TP53 also induces the expression of Insulin-like Growth Factor Binding Protein (IGFBP-3), which binds to Insulin-like Growth Factor (IGF) and prevents it from binding with its receptor, IGF-R1. This binding inhibition blocks “survival signals” to the cell, which further allows the proverbial scale to tip in the favor of apoptosis.
TP53 does not only govern intrinsic apoptotic factors, but extrinsic as well by inducing the expression of the gene that codes for the FAS receptor. When FAS ligand binds with its receptor on the surface of a cell, a cascade of caspases are activated to yet again cleave “death substrates”.

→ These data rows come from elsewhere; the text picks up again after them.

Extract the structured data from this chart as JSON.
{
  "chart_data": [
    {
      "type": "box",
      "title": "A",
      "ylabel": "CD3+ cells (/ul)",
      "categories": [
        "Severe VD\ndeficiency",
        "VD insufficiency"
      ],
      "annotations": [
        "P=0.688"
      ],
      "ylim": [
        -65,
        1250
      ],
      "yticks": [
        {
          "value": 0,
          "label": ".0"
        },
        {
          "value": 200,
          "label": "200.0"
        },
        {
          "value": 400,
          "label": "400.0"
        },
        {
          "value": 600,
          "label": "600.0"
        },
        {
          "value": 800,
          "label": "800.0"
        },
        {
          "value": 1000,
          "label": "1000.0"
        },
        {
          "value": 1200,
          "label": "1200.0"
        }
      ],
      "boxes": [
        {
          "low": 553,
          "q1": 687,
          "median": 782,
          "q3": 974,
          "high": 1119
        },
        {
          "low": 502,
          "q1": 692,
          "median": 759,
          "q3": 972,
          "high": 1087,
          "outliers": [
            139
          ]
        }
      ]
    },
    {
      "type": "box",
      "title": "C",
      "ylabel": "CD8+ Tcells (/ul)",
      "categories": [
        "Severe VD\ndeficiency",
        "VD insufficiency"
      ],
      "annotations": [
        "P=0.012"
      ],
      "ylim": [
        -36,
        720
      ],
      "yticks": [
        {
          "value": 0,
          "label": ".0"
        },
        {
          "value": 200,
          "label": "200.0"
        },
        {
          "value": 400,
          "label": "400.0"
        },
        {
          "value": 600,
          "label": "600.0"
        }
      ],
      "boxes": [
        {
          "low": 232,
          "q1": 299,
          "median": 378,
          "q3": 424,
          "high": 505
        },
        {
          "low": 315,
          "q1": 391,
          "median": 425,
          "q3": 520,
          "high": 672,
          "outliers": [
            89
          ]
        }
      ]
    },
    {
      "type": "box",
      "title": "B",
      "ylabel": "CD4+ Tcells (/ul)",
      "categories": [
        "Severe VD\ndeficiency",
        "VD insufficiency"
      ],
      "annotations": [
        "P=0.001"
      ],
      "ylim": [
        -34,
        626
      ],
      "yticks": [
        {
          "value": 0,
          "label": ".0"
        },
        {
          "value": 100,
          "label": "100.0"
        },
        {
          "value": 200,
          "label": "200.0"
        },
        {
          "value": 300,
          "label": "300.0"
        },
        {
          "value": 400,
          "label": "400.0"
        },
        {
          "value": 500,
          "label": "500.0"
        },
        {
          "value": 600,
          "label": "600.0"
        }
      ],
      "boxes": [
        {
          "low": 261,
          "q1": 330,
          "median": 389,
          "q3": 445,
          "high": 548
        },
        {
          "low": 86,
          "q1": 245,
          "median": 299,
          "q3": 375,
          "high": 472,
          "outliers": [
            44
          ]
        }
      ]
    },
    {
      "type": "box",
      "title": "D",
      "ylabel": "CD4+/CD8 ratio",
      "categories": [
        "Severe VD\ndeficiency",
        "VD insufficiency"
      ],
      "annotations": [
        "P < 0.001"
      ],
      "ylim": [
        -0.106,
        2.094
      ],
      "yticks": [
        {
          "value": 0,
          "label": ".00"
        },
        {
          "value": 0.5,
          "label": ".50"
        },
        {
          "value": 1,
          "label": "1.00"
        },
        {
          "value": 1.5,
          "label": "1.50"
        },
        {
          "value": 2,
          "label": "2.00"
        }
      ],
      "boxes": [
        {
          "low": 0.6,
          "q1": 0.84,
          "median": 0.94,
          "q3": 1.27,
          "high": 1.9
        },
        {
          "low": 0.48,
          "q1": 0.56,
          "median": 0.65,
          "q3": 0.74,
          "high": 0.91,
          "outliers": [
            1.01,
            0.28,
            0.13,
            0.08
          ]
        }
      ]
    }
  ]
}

As one can see, an alteration in the TP53 gene can result in severe consequences. Under normal conditions, a cell that has accumulated dangerous mutations will self-destruct before it has an opportunity to transform. Individuals with an inherited mutation in this critical tumor suppressor gene accumulate potentially transformative mutations in their cells because repair is hampered. Zebrafish with mutant P53 has a predisposition for developing tumors of the eye and abdomen (Figure 4). Inheritance of a mutant TP53 in humans results in Li-Fraumeni syndrome, which is a disorder that predisposes individuals to breast cancer, osteosarcoma, leukemia, brain tumors, and other cancers.